No need to get personal, I'm just telling you about what philosophy
Trinidad has origionally taken. The idea does have some technical
merit. It is very difficult to optimize/ppr content you don't own.
ESPECIALLY if such content is JSF content. Trinidad didn't want to have
to tackles the issues involved technically.
It's not arrogance, simply that Trinidad wasn't written to be an AJAX
enablement engine as much as a rich-type renderkit which extends JSF to
do a complete GUI.
I'm also not saying that your ideas don't have merit, and your certainly
welcome to argue them on the community forums here, but try to be more
constructive.
My suggestion about A4J was just that. A4J does things on the PPR front
differently then Trinidad does. It does this specifically because it IS
an AJAX enablement engine, but not as much a application development
renderkit like Trinidad is. Each architecture has merit and I'm not
sure there is a one-size-fits-all scenario to this issue.

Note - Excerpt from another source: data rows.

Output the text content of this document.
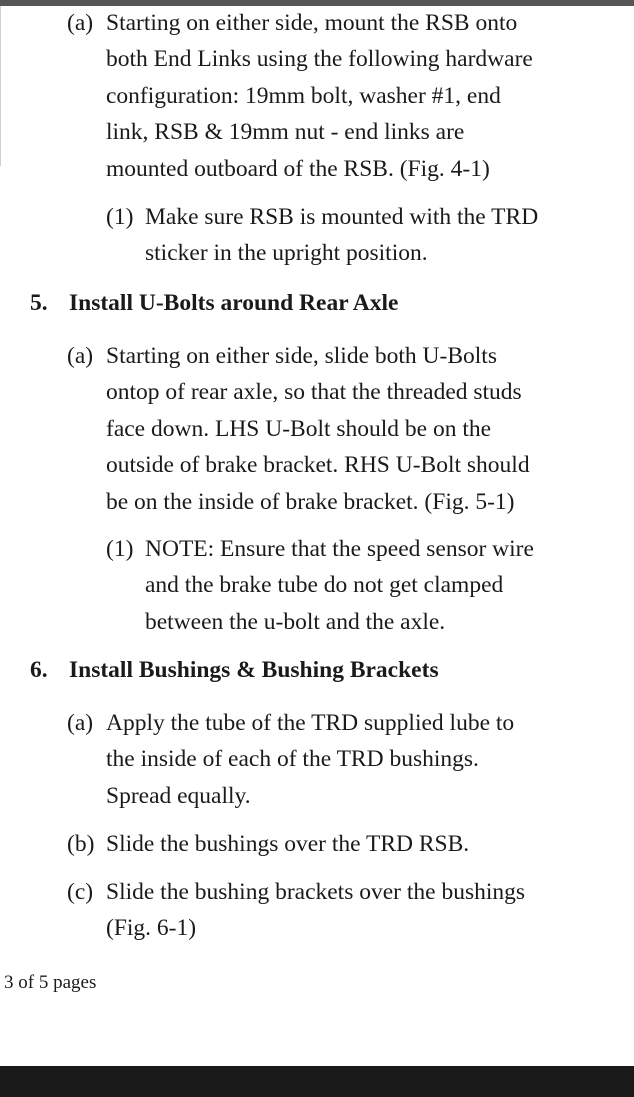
(a) Starting on either side, mount the RSB onto
both End Links using the following hardware
configuration: 19mm bolt, washer #1, end
link, RSB & 19mm nut - end links are
mounted outboard of the RSB. (Fig. 4-1)
(1) Make sure RSB is mounted with the TRD
sticker in the upright position.
5. Install U-Bolts around Rear Axle
(a) Starting on either side, slide both U-Bolts
ontop of rear axle, so that the threaded studs
face down. LHS U-Bolt should be on the
outside of brake bracket. RHS U-Bolt should
be on the inside of brake bracket. (Fig. 5-1)
(1) NOTE: Ensure that the speed sensor wire
and the brake tube do not get clamped
between the u-bolt and the axle.
6. Install Bushings & Bushing Brackets
(a) Apply the tube of the TRD supplied lube to
the inside of each of the TRD bushings.
Spread equally.
(b) Slide the bushings over the TRD RSB.
(c) Slide the bushing brackets over the bushings
(Fig. 6-1)
3 of 5 pages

BTW- putting content inside of a panel that has a partial trigger will
get the behavior you want in facelets I believe. I haven't tried it
myself, and it doesn't work with JSP's so long as you rely on JSTL, but
I think facelets might actually fix that issue.
Scott
Stephen Friedrich wrote:
Too bad - and a strange (or arrogant) philosophy.
If there aren't any technical issues I haven't yet understood, I think
such a feature/tag should be included.
Why be so inflexible and malignant considering other technologies?
Trinidad: All your html are belong to us?
That might perhaps have been an Oracle strategy, but it doesn't suite an
Open Source project that well.
My app does indeed use mostly Trinidad components.
PPR is a great feature and time saver.
I would not want to do without panelFormLayout.
Lighweight dialogs are desperately needed.
There are just a few cases where a couple of lines of html plus
some css saves me from creating custom renderers or jsf components
(like a highly creative process train (think "advertising agency
employee with a faible for photoshop")).
Scott O'Bryan wrote:
The reason is one of philosophy. And there has been some debate over
this on the dev lists. I think Andrew has something which may be
thrown into the sandbox.. however..
Trindiad renderkit works off the assumption that most of your content
will be trinidad content. As such, it has PPR built in to each
component and the famework necessary to support that PPR. Components
external to Trinidad are assumed to be able to do their own PPR and
that is where the philosophy comes in. Trinidad does not try to PPR
the world, it only tries to ppr itself so it can better optimize.
Some renderkits (like A4J) take the opposite approach and basically
look at adding AJAX functionality to existing non-ppr enabled
renterkits/content. Maybe you would be better off using a technology
like that instead of Trinidad for your application.
Scott
Stephen Friedrich wrote:
I have some very specific components in my project, made using facelets
and containing mostly pure html (with some ui:repeat thrown in).
How am I supposed to make such a component the target of PPR?
Why isn't there a simple non-rendering trinidad component for that
purpose, e.g.
<tr:fragment partialTriggers="region">
... html ...
</tr:fragment>
That component could also have a rendered attribute which is nicer than
using <c:if> (and avoids confusing facelets).
Is there any other component that I could misuse for that?